Repeal the following provisions:

(a)

section 2(37):

(b)

section 235:

(c)

section 239(3).

Revocation of Co-operative Dairy Companies Income Tax Regulations 1955

202 Co-operative Dairy Companies Income Tax Regulations 1955 revoked

Revoke the Co-operative Dairy Companies Income Tax Regulations 1955.

Revocation of Cooperative Milk Marketing Companies Income Tax Regulations 1960

203 Cooperative Milk Marketing Companies Income Tax Regulations 1960 revoked

Revoke the Cooperative Milk Marketing Companies Income Tax Regulations 1960.

Revocation of Cooperative Pig Marketing Companies Income Tax Regulations 1964

204 Cooperative Pig Marketing Companies Income Tax Regulations 1964 revoked

Revoke the Cooperative Pig Marketing Companies Income Tax Regulations 1964.

Schedule New Part 5 inserted into Schedule 1 of Child Support Act 1991

s 185(3)

Part 5 Provisions relating to Taxation (Annual Rates for 2021–22, GST, and Remedial Matters) Act 2021

23 Interpretation in this Part

In this Part,—

2021 Act means the Taxation (Annual Rates for 2021–22, GST, and Remedial Matters) Act 2021

commencement, in relation to any provision of the 2021 Act, means the commencement of that provision.

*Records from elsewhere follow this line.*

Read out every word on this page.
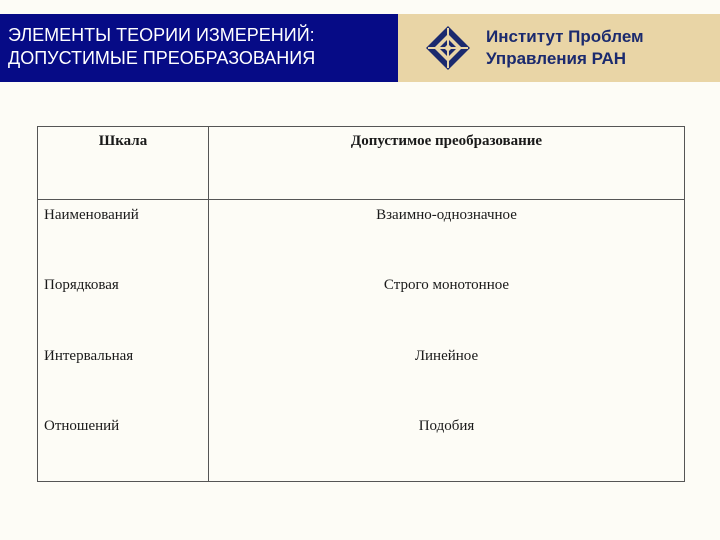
ЭЛЕМЕНТЫ ТЕОРИИ ИЗМЕРЕНИЙ:
ДОПУСТИМЫЕ ПРЕОБРАЗОВАНИЯ
Институт Проблем
Управления РАН
Шкала	Допустимое преобразование
Наименований	Взаимно-однозначное
Порядковая	Строго монотонное
Интервальная	Линейное
Отношений	Подобия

24 Replacement of section 81A (Amendments of assessments arising from living circumstances existing at time when assessment begins)

Section 81A (as replaced by section 179 of the 2021 Act) applies on and after commencement, including if the assessment begins, was made, or both, before commencement of section 179 of the 2021 Act.

25 Amendments to section 87A (Four-year time bar for amendment of certain assessments)

The amendments to section 87A made by section 180 of the 2021 Act apply in respect of all child support years, whether ending before commencement or on or after commencement of section 180 of the 2021 Act.

26 Amendment to section 152B (Offsetting child support payments)

The amendment to section 152B made by section 183 of the 2021 Act applies to all child support years, regardless of the period in which the liability to pay financial support arose or when an amount of financial support became due and payable.